Let’s talk about the way things work.
Excuse me. Let’s talk about The Way Things Work.
This book is pretty much exactly what it says on the tin. Neil Ardley wrote and David Macaulay illustrated this excellent tome to take many of the pieces of technology we encounter in the day to day and explain to us, well, the way they work. Done wrong, this process could turn out to be incredibly boring but, thanks to Arley’s conversational writing style and Macaulay’s whimsical illustrations, we find ourselves being interested and engrossed instead. Sure, the books are crawling with wooly mammoths (mimmoths?) and the gizmos aren’t always drawn to perfect scale, but the scientific principles the book engages with are surprisingly deep and thorough.
The book is broken into sections ranging from the very basic mechanical principles up to electricity and primitive electrical devices and, if you pick up the updated version, basic computing ideas. Don’t remember how buoyancy works? Treat yourself to a quick refresher and a chuckle as you watch a hapless mammoth try and keep its balance in a too-small boat. Never understood how a nuclear power plant works? There’s a basic primer here that will leave you with a better understanding of the process – and profoundly grateful that mammoths never got their hands on enriched uranium.

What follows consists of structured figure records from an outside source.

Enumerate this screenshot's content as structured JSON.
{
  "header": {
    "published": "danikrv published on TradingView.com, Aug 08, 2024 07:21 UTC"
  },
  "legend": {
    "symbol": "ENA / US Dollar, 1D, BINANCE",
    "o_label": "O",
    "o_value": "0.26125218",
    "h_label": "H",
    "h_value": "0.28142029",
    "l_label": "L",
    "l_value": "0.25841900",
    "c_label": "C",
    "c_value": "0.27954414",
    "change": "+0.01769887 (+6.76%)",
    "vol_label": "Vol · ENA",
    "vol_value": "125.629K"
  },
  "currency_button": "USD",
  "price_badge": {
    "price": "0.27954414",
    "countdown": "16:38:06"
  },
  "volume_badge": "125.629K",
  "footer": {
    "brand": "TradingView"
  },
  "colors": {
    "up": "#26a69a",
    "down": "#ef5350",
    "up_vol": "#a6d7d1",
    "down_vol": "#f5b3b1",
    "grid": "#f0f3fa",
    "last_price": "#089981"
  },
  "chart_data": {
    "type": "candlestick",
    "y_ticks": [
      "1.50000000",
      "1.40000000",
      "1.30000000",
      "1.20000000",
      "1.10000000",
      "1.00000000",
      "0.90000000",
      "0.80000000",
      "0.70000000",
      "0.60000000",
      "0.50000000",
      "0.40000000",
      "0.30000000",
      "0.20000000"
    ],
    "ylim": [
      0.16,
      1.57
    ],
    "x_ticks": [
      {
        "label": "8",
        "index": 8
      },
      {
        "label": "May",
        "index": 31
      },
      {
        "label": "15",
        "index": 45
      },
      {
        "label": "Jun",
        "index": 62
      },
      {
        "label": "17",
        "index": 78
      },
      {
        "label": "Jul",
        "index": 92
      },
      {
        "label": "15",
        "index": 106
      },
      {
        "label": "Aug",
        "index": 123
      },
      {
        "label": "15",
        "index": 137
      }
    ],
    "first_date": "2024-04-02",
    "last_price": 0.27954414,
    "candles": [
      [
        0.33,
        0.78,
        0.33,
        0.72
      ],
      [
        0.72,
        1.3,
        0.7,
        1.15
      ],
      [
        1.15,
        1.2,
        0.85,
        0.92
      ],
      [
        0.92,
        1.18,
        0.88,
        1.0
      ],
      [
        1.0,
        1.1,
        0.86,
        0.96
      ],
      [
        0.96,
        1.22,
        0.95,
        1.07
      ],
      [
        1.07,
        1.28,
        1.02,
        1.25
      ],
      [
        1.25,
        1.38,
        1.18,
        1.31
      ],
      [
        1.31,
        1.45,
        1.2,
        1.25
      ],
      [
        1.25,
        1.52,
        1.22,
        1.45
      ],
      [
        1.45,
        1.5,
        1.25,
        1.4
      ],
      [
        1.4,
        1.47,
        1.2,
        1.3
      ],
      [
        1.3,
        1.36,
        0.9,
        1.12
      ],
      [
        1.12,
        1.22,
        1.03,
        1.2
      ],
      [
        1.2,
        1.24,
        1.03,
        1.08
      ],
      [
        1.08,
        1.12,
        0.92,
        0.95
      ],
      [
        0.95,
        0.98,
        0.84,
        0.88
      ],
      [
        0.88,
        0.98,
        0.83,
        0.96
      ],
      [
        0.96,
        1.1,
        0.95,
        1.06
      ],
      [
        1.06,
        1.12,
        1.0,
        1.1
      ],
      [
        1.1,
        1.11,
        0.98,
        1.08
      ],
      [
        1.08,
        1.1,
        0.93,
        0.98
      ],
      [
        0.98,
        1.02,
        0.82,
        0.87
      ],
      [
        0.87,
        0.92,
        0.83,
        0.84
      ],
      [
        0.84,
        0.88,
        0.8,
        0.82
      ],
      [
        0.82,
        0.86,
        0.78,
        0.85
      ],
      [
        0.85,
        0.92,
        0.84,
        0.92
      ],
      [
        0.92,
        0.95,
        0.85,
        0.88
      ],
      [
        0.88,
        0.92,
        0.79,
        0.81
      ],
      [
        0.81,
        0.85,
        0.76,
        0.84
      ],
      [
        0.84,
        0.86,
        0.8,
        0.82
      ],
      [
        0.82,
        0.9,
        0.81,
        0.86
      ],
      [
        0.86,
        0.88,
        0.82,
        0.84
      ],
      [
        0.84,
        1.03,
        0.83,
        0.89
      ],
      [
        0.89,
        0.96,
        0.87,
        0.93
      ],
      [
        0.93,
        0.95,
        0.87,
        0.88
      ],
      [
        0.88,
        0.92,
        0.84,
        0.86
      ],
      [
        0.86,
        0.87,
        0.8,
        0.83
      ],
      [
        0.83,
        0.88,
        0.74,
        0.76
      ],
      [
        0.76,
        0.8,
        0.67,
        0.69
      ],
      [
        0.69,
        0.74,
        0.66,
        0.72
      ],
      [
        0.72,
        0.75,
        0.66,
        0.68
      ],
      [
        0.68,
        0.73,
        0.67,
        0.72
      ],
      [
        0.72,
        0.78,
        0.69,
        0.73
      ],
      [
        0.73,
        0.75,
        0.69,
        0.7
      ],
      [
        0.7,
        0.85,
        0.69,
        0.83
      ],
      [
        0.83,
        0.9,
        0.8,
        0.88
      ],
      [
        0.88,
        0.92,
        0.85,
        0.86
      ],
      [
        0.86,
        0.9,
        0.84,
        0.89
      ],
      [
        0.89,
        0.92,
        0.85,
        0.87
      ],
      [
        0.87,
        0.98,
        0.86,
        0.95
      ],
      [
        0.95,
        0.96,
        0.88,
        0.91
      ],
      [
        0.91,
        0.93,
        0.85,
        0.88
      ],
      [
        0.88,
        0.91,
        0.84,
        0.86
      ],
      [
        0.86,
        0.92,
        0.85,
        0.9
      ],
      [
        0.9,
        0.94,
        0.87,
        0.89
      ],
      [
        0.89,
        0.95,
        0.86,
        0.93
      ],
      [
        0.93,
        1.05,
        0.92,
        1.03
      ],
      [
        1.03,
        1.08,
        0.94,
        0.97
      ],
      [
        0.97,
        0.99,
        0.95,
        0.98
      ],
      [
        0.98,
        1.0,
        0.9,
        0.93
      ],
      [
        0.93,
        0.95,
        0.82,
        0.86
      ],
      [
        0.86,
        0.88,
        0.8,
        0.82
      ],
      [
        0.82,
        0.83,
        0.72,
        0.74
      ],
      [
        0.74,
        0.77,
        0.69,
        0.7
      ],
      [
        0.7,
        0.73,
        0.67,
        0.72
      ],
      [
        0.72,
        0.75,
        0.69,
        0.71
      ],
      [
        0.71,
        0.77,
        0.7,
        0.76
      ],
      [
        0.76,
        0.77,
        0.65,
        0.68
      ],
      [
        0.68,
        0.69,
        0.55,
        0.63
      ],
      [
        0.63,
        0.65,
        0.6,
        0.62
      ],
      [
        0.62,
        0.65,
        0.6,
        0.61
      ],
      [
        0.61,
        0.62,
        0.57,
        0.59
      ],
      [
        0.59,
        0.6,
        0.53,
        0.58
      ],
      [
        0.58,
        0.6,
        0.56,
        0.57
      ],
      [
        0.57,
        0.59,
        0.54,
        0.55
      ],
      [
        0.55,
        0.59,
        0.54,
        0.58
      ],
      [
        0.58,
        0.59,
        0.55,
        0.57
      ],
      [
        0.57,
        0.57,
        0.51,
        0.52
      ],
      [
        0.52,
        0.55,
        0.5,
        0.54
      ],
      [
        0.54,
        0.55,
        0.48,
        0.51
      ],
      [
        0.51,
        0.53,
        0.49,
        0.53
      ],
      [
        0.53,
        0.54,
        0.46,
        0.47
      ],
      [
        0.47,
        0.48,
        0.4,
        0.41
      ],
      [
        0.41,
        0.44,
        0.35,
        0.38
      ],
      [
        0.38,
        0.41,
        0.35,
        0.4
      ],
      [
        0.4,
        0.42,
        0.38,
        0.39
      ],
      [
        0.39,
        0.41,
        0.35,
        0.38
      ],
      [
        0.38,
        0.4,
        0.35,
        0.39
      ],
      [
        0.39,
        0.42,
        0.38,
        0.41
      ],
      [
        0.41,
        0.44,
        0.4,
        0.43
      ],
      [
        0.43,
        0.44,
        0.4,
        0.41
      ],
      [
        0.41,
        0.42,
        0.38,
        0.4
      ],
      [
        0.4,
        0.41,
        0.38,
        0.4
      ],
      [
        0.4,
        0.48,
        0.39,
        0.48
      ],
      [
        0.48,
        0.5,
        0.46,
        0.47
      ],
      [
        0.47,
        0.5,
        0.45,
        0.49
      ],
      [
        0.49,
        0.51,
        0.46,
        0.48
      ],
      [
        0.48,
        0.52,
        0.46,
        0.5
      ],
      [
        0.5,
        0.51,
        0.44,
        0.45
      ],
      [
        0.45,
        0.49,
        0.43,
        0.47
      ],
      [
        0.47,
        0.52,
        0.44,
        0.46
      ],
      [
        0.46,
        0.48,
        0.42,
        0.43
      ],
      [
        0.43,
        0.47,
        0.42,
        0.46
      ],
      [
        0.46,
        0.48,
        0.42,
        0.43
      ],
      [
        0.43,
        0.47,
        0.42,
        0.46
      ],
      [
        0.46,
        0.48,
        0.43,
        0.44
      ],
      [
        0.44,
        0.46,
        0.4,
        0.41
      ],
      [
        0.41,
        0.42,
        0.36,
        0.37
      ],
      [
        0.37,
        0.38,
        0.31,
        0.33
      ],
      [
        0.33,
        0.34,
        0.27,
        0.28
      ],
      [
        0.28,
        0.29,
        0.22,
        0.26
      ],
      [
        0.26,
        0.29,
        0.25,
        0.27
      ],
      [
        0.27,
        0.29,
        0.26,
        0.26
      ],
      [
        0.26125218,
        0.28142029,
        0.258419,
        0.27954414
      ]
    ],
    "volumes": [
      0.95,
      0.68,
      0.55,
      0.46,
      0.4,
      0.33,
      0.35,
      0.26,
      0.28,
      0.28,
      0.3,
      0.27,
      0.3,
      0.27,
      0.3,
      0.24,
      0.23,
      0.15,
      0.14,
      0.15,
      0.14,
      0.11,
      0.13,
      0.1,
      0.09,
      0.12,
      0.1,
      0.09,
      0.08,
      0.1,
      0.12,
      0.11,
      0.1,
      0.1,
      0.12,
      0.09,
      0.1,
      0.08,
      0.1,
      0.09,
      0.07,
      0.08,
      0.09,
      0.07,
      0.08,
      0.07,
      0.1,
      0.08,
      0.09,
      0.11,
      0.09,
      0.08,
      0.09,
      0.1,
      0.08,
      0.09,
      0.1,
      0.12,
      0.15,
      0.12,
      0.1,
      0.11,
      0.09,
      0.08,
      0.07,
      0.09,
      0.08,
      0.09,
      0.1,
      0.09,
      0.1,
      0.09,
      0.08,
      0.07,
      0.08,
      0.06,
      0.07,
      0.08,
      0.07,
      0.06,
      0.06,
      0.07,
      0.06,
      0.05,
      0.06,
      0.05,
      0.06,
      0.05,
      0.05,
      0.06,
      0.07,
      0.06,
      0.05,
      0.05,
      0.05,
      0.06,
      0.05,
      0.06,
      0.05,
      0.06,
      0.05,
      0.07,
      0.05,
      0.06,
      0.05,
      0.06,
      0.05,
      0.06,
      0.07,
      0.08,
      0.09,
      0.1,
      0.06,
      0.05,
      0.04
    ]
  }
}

Now there’s not really a whole lot new or unique going on in this book. If you’ve been to a high school physics class you’ve probably seen half or even all of this before, but that’s kind of the point. The Way Things Work takes high school level material and breaks it down to a level that even a young grade school student could easily understand it. In fact, I was in first or second grade when I first read this book and I loved it. Not because I was unusually smart (although I’m not so humble as to deny that I might have been) but because the material was presented in such a simple, straight-forward and engaging way.
The mammoth motif is a great example. Do we need woolly mammoths (and the attendant theories of extinction) on nearly every page to appreciate the ideas presented? No, of course not. But it’s these added touches of whimsy and fun that make the book engrossing and they succeed in making advanced ideas accessible to younger minds. For that alone the book would be worth the price of admission. That the book holds up well to age, continuing to engross and teach us slightly more chronologically advanced folk just adds to the value of the book.
Whether you’re looking for a quick, fun primer to physics and mechanics for a young person(s) in your life, or you just need a quick, fun refresher on the same for yourself, The Way Things Work is the book for you.